My interest in the thottam at the time — and that was when I was just getting interested in Madras history – was that it was a place whose name connected with Robert Clive. And therein lies today’s tale.

Edmund Maskelyne came out as a Writer in the early 1740s and with Clive and others fled in 1746 to Fort St. David, Tegnapatnam (Old Cuddalore), when the French seized Madras. There he was commended for the role he played in the defence of what was the last bastion of the English in South India at the time. Requesting a transfer to the military service, he made progress through the ranks and was a Captain by 1753 when he made an application for the grant of the piece of land that became Maskelyne Thottam . His application to the Governor stated, “There being a Spot of Ground to the Westward of Vepara, uncultivated, which the Renters are willing to let me form a House and Garden upon… I shall be extremely obliged to your Honour for a Grant of the same upon the Terms usually allowed in these cases.” The land, believed to be about 2000 square yards, was granted to Maskelyne as soon as the lease to the renters expired. This would have been well before early 1756, because when Muhammad Ali, after his public entry into Arcot in 1755, came to Madras (Miscellany July 1) Captain Maskelyne’s house at Vepery was placed at his (the Nawab’s) disposal during his visit.

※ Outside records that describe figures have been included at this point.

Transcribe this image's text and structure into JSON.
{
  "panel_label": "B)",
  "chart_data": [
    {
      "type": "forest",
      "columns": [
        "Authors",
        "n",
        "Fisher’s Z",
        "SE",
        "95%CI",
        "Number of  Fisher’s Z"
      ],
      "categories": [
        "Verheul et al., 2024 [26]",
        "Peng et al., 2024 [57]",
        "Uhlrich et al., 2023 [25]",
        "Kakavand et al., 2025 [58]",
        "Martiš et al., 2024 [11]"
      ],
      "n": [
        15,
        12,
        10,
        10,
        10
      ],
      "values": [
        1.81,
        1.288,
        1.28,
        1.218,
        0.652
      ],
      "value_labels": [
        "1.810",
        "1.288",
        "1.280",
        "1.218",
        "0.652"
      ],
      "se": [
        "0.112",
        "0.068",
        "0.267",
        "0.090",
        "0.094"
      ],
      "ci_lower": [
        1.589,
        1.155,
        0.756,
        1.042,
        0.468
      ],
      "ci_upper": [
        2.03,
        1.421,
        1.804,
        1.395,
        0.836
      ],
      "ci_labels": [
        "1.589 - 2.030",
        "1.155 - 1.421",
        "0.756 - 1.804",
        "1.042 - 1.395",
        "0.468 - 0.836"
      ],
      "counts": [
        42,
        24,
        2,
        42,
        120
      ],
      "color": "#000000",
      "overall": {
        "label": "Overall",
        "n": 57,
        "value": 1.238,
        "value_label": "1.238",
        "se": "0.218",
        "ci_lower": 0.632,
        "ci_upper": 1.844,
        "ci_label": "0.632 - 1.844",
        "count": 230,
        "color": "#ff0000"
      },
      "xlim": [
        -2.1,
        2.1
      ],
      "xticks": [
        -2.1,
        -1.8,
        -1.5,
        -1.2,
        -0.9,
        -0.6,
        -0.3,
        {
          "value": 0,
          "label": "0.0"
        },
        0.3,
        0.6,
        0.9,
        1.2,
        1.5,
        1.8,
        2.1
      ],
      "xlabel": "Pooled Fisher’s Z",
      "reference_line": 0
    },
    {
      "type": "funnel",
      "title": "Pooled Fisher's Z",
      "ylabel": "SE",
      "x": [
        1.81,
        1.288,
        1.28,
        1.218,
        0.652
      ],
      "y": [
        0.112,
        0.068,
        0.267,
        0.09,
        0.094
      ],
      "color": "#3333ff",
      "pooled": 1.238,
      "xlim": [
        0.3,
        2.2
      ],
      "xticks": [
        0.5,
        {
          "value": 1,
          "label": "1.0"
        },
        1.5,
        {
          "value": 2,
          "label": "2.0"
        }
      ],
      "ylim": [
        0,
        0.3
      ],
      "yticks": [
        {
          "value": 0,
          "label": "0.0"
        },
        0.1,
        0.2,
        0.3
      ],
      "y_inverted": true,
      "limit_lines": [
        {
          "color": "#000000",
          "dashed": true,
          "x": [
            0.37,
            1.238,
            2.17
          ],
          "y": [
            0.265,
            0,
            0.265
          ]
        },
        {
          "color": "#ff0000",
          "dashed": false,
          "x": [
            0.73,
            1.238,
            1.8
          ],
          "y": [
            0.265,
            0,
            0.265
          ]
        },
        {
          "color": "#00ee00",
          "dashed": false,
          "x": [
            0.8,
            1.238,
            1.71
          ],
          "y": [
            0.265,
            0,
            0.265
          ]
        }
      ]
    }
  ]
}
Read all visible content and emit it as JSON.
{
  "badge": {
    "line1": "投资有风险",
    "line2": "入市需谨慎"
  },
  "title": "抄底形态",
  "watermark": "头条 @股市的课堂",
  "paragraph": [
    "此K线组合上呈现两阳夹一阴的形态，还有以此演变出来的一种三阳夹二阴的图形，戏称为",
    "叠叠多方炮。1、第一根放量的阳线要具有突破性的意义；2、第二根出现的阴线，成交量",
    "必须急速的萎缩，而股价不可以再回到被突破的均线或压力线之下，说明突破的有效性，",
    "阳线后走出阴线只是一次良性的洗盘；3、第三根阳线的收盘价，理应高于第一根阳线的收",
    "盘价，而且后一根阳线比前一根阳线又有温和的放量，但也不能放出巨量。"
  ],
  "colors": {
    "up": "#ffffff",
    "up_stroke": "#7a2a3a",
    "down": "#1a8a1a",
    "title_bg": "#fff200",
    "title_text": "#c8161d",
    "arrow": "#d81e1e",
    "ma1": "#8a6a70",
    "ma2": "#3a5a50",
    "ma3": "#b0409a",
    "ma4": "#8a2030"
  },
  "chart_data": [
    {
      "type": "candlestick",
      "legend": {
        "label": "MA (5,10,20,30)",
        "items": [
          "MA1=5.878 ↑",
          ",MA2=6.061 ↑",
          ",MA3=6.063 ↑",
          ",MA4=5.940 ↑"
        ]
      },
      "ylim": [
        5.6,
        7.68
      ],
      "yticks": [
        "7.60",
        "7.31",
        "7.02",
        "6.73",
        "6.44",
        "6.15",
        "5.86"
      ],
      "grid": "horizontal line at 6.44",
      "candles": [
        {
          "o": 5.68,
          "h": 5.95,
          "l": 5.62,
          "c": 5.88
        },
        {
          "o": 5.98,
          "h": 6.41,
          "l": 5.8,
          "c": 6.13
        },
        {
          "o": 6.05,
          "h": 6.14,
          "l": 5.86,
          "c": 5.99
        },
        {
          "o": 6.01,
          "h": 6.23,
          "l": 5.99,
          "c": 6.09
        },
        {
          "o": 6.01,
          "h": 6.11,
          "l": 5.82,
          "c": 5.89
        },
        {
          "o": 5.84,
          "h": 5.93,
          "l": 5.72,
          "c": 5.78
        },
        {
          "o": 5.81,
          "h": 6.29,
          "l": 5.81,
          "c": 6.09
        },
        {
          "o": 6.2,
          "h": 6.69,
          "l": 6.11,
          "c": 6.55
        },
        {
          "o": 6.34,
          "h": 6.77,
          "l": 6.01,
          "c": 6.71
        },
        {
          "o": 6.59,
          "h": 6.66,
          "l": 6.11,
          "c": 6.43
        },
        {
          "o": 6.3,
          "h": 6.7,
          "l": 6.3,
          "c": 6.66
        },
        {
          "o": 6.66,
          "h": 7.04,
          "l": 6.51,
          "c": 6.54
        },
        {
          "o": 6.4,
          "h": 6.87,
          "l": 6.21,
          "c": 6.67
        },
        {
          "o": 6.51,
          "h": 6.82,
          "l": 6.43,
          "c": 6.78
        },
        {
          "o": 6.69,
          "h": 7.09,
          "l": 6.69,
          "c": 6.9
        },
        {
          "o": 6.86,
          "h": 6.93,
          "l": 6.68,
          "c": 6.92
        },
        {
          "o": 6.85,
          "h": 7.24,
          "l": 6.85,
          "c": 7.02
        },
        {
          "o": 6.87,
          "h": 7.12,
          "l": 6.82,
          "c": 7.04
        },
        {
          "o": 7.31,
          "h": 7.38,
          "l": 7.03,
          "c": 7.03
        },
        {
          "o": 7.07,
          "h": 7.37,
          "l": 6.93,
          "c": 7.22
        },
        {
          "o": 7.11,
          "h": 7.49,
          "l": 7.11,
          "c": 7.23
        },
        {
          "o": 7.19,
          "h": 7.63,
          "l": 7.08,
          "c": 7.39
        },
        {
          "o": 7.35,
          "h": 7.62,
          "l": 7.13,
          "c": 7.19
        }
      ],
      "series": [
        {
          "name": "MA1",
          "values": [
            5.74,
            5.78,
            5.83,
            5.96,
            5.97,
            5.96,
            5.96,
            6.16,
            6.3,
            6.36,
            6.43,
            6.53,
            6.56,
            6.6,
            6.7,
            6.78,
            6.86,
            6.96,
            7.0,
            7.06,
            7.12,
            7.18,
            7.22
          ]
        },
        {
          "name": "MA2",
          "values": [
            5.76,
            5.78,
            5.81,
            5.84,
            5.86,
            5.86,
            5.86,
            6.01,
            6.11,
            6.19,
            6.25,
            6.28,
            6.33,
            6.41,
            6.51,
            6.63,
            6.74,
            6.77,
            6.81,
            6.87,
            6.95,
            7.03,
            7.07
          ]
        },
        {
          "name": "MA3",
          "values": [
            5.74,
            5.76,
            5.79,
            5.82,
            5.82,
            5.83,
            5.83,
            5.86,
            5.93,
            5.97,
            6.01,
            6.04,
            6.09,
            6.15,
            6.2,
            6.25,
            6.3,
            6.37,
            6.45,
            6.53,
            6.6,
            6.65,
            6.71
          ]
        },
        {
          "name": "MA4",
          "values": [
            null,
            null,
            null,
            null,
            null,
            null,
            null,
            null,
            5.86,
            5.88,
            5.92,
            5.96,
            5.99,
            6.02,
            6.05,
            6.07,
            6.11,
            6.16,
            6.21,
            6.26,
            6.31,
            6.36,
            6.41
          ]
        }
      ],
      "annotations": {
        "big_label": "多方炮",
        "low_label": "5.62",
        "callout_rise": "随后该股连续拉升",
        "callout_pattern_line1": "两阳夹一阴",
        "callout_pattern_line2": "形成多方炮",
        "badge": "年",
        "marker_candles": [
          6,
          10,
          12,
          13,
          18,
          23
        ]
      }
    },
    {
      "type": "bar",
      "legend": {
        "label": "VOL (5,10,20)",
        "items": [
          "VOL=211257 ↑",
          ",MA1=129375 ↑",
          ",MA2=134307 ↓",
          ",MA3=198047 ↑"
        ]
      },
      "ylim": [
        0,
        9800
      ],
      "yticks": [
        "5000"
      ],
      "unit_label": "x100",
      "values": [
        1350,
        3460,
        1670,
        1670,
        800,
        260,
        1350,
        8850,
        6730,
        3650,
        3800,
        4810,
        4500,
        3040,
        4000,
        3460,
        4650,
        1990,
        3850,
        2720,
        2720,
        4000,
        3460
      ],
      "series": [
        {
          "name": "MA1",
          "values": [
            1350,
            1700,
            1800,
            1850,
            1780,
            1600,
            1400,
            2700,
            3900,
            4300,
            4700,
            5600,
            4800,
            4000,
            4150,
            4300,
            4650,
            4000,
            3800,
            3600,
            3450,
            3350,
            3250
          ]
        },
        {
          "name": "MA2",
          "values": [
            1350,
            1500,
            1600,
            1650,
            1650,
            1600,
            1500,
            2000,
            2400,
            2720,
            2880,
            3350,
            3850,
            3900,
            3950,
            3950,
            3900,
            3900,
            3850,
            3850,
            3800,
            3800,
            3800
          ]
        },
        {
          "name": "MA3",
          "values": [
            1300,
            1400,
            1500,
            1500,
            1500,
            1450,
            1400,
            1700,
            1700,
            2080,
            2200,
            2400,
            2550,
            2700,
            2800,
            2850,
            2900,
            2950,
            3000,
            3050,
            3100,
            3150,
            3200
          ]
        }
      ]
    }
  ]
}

That this could well have been a house fit for a Nawab could be deduced from the fact that the Nawab bought it in 1762, some time after Maskelyne returned to England. A map of 1798 shows the property replete with walks, trees and ornamental ponds. By 1816, it had disappeared off the map and become a slum.

Edmund Maskelyne was the brother of Margaret who married Robert Clive in St. Mary’s Church in the Fort on February 18, 1753, the marriage solemnised by the Rev. Johann Fabricius, the famous Lutheran missionary, scholar and linguist who was acting as chaplain of the Church at the time. The couple set up house in ‘The Great House on Choultry Street’, across the road to the west of St. Mary’s. Admiralty House as it should be properly called, it is popularly known as Clive House nowadays.

Judging from a recent map of Madras, Maskelyne Thottam would have been the area in Purasawalkam now bounded by Purasawalkam High Road, Mookathal Street, Bishop Lane and Perambur Barracks Road. I wonder whether anyone living in this area could shed any light on Maskelyne Thottam from old documents.